Analysis of Periodic Feedback Shift Registers
This work provides a theoretical framework for analyzing periodic orbits in a class of nonlinear feedback shift registers, which is relevant for researchers in dynamical systems and finite field theory.
This paper develops methods for analyzing periodic orbits of linear feedback shift registers with periodic coefficients, enabling feasible computation of orbit lengths for a class of nonlinear FSRs. It advances the theory of Periodic Finite State systems by developing a finite-field Floquet theory and analyzing trajectory structure through shift-invariant linear systems.
This paper develops methods for analyzing periodic orbits of states of linear feedback shift registers with periodic coefficients and estimating their lengths. These shift registers are among the simplest nonlinear feedback shift registers (FSRs) whose orbit lengths can be determined by feasible computation. In general such a problem for nonlinear FSRs involves infeasible computation.

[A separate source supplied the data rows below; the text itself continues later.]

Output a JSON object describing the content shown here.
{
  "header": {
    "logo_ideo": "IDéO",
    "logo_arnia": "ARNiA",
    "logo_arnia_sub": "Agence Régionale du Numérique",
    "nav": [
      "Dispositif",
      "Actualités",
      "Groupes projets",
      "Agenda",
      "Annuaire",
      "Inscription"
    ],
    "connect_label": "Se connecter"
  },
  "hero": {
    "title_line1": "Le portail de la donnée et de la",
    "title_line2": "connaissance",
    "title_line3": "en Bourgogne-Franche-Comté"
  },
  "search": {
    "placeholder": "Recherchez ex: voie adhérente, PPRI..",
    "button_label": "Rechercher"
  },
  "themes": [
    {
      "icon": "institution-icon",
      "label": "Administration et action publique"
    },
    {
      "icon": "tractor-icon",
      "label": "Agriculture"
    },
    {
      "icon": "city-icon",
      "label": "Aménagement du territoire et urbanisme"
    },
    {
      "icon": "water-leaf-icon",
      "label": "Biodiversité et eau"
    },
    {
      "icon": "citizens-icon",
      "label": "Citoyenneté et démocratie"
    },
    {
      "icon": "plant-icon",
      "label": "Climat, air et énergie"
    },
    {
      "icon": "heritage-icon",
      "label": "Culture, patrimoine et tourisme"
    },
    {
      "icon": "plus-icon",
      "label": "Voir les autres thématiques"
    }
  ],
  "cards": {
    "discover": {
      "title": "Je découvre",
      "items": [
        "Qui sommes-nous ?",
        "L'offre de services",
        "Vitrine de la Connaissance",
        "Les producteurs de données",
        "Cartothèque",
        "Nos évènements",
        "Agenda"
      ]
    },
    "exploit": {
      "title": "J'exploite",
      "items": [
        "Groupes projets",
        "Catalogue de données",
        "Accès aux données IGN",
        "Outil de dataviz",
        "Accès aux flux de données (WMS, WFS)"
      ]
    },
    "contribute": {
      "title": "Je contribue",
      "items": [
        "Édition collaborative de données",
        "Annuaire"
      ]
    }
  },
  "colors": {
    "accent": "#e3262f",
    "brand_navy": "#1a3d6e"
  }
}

The dynamical systems whose model includes such FSRs are termed as Periodic Finite State systems (PFSS). This paper advances theory of such dynamical systems. Due to the finite field valued coefficients, the theory of such systems turns out to be radically different from that of linear continuous or discrete time periodic systems with real coefficients well known in literature. A special finite field version of the Floquet theory of such periodic systems is developed and the structure of trajectories of the PFSS is analyzed through that of a shift invariant linear system after Floquet transformation. The concept of extension of a dynamical system is proposed for such systems whenever the equivalent shift invariant system can be obtained over an extension field.